Por eso hay que reformar el CNE, exigir independencia y pensar en la Nación antes que en los partidos. Así se defiende la transparencia y la credibilidad de la democracia.

30 de agosto de 2018 Por: Editorial .

A voto limpio y luego de los acostumbrados acuerdos y pujas entre aspirantes y partidos, el pasado miércoles fueron elegidos los nuevos magistrados del Consejo Nacional Electoral (CNE), institución que se supone es el máximo organismo del Estado en materia electoral y política. Pero, ante los hechos recientes, así como muchos anteriores que ponen en duda su imparcialidad, debe preguntarse ¿para qué sirve esa entidad?

Basta empezar por la forma en que se eligen esos magistrados para darse cuenta de dónde nacen las críticas y las dudas. Ante la importancia que tiene esa institución para proteger y garantizar la transparencia de la democracia, la hoja de vida de estos funcionarios debería ser la razón principal para su designación. Sin embargo, y como sucede cada cuatro años, lo que se confirmó esta semana fue que primó el carácter partidista de los aspirantes, y la disputa o las alianzas de los partidos para mantener sus cuotas de poder en una entidad llamada a ser juez de la política colombiana.

Un vistazo de algunos de los asuntos que ha tenido a su cargo en los últimos años puede dar idea de la razón por la cual existen tantas preocupaciones.
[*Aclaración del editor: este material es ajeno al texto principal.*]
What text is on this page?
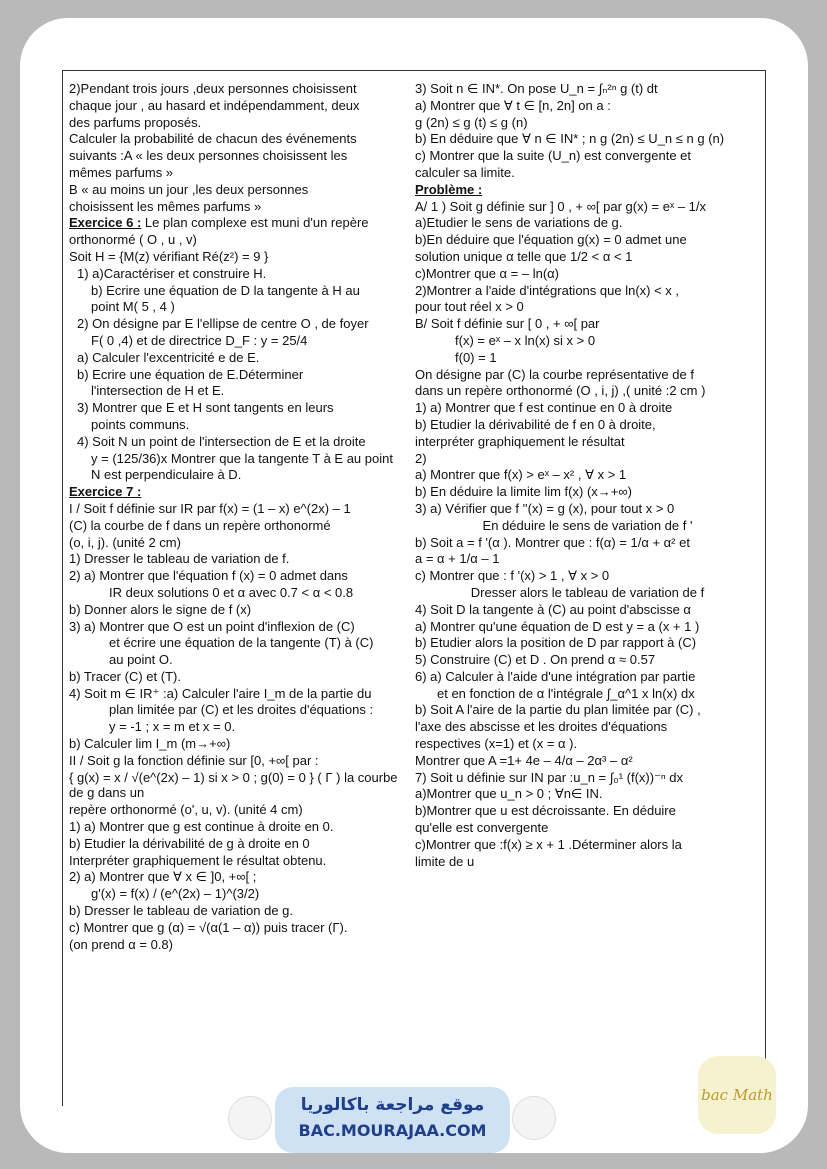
2)Pendant trois jours ,deux personnes choisissent

chaque jour , au hasard et indépendamment, deux

des parfums proposés.

Calculer la probabilité de chacun des événements

suivants :A « les deux personnes choisissent les

mêmes parfums »

B « au moins un jour ,les deux personnes

choisissent les mêmes parfums »

Exercice 6 : Le plan complexe est muni d'un repère

orthonormé ( O , u , v)

Soit H = {M(z) vérifiant Ré(z²) = 9 }

1) a)Caractériser et construire H.

b) Ecrire une équation de D la tangente à H au

point M( 5 , 4 )

2) On désigne par E l'ellipse de centre O , de foyer

F( 0 ,4) et de directrice D_F : y = 25/4

a) Calculer l'excentricité e de E.

b) Ecrire une équation de E.Déterminer

l'intersection de H et E.

3) Montrer que E et H sont tangents en leurs

points communs.

4) Soit N un point de l'intersection de E et la droite

y = (125/36)x Montrer que la tangente T à E au point

N est perpendiculaire à D.

Exercice 7 :

I / Soit f définie sur IR par f(x) = (1 – x) e^(2x) – 1

(C) la courbe de f dans un repère orthonormé

(o, i, j). (unité 2 cm)

1) Dresser le tableau de variation de f.

2) a) Montrer que l'équation f (x) = 0 admet dans

IR deux solutions 0 et α avec 0.7 < α < 0.8

b) Donner alors le signe de f (x)

3) a) Montrer que O est un point d'inflexion de (C)

et écrire une équation de la tangente (T) à (C)

au point O.

b) Tracer (C) et (T).

4) Soit m ∈ IR⁺ :a) Calculer l'aire I_m de la partie du

plan limitée par (C) et les droites d'équations :

y = -1 ; x = m et x = 0.

b) Calculer lim I_m (m→+∞)

II / Soit g la fonction définie sur [0, +∞[ par :

{ g(x) = x / √(e^(2x) – 1) si x > 0 ; g(0) = 0 } ( Γ ) la courbe de g dans un

repère orthonormé (o', u, v). (unité 4 cm)

1) a) Montrer que g est continue à droite en 0.

b) Etudier la dérivabilité de g à droite en 0

Interpréter graphiquement le résultat obtenu.

2) a) Montrer que ∀ x ∈ ]0, +∞[ ;

g'(x) = f(x) / (e^(2x) – 1)^(3/2)

b) Dresser le tableau de variation de g.

c) Montrer que g (α) = √(α(1 – α)) puis tracer (Γ).

(on prend α = 0.8)

3) Soit n ∈ IN*. On pose U_n = ∫ₙ²ⁿ g (t) dt

a) Montrer que ∀ t ∈ [n, 2n] on a :

g (2n) ≤ g (t) ≤ g (n)

b) En déduire que ∀ n ∈ IN* ; n g (2n) ≤ U_n ≤ n g (n)

c) Montrer que la suite (U_n) est convergente et

calculer sa limite.

Problème :

A/ 1 ) Soit g définie sur ] 0 , + ∞[ par g(x) = eˣ – 1/x

a)Etudier le sens de variations de g.

b)En déduire que l'équation g(x) = 0 admet une

solution unique α telle que 1/2 < α < 1

c)Montrer que α = – ln(α)

2)Montrer a l'aide d'intégrations que ln(x) < x ,

pour tout réel x > 0

B/ Soit f définie sur [ 0 , + ∞[ par

f(x) = eˣ – x ln(x) si x > 0

f(0) = 1

On désigne par (C) la courbe représentative de f

dans un repère orthonormé (O , i, j) ,( unité :2 cm )

1) a) Montrer que f est continue en 0 à droite

b) Etudier la dérivabilité de f en 0 à droite,

interpréter graphiquement le résultat

2)

a) Montrer que f(x) > eˣ – x² , ∀ x > 1

b) En déduire la limite lim f(x) (x→+∞)

3) a) Vérifier que f ''(x) = g (x), pour tout x > 0

En déduire le sens de variation de f '

b) Soit a = f '(α ). Montrer que : f(α) = 1/α + α² et

a = α + 1/α – 1

c) Montrer que : f '(x) > 1 , ∀ x > 0

Dresser alors le tableau de variation de f

4) Soit D la tangente à (C) au point d'abscisse α

a) Montrer qu'une équation de D est y = a (x + 1 )

b) Etudier alors la position de D par rapport à (C)

5) Construire (C) et D . On prend α ≈ 0.57

6) a) Calculer à l'aide d'une intégration par partie

et en fonction de α l'intégrale ∫_α^1 x ln(x) dx

b) Soit A l'aire de la partie du plan limitée par (C) ,

l'axe des abscisse et les droites d'équations

respectives (x=1) et (x = α ).

Montrer que A =1+ 4e – 4/α – 2α³ – α²

7) Soit u définie sur IN par :u_n = ∫₀¹ (f(x))⁻ⁿ dx

a)Montrer que u_n > 0 ; ∀n∈ IN.

b)Montrer que u est décroissante. En déduire

qu'elle est convergente

c)Montrer que :f(x) ≥ x + 1 .Déterminer alors la

limite de u

موقع مراجعة باكالوريا
BAC.MOURAJAA.COM
bac Math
Está la elección y reelección del presidente Juan Manuel Santos, los vínculos del escándalo de Odebrecht con un amplio espectro de la clase política, las continuas y frecuentes denuncias de corrupción en las elecciones que obligan a tomar decisiones sobre las curules afectadas por doble militancia o por compra de votos.

En muchos de esos casos la respuesta ha sido la prescripción de los procesos que el CNE inició, cuando no es la abstención para tomar decisiones alegando incompetencia o falta de pruebas. Con ello, quienes así han actuado haciendo valer las mayorías, han dejado un olor a dependencia de sus partidos y de sus jefes, lo que le ha hecho un gran daño a la credibilidad del Consejo al cual pertenecen.

El último caso es demostrativo: el señor Gustavo Petro nunca constituyó un partido, ni pidió su inscripción como tal, además permitió que sus aliados usaran otros partidos para elegirse en el Congreso. Es decir, su candidatura fue el resultado de una coalición y no de un partido legal.

Total, obtuvo ocho millones de votos, seis de sus amigos fueron elegidos al Congreso, él se hizo acreedor a una curul como Senador y a otra en la Cámara de Representantes para su fórmula vicepresidencial.

Pero el senador y excandidato no podrá ejercer los derechos que creó la ley de la oposición, porque su partido no existe como tal, pues no cumplió los requisitos fijados por la Constitución y las leyes. Ahora resulta que de nuevo el señor Petro es víctima de la persecución contra sus derechos, aunque haya desconocido las normas sobre la materia, según la sentencia del Consejo Nacional Electoral.

Y el CNE es blanco de las críticas y sus fallos puestos en duda, arriesgando a ser objeto de las consabidas demandas del señor Petro ante la Comisión Interamericana de Derechos Humanos. Esa es la consecuencia de la atmósfera que rodea a ese organismo y su origen partidista. Por eso hay que reformar el CNE, exigir independencia y pensar en la Nación antes que en los partidos. Así se defiende la transparencia y la credibilidad de la democracia.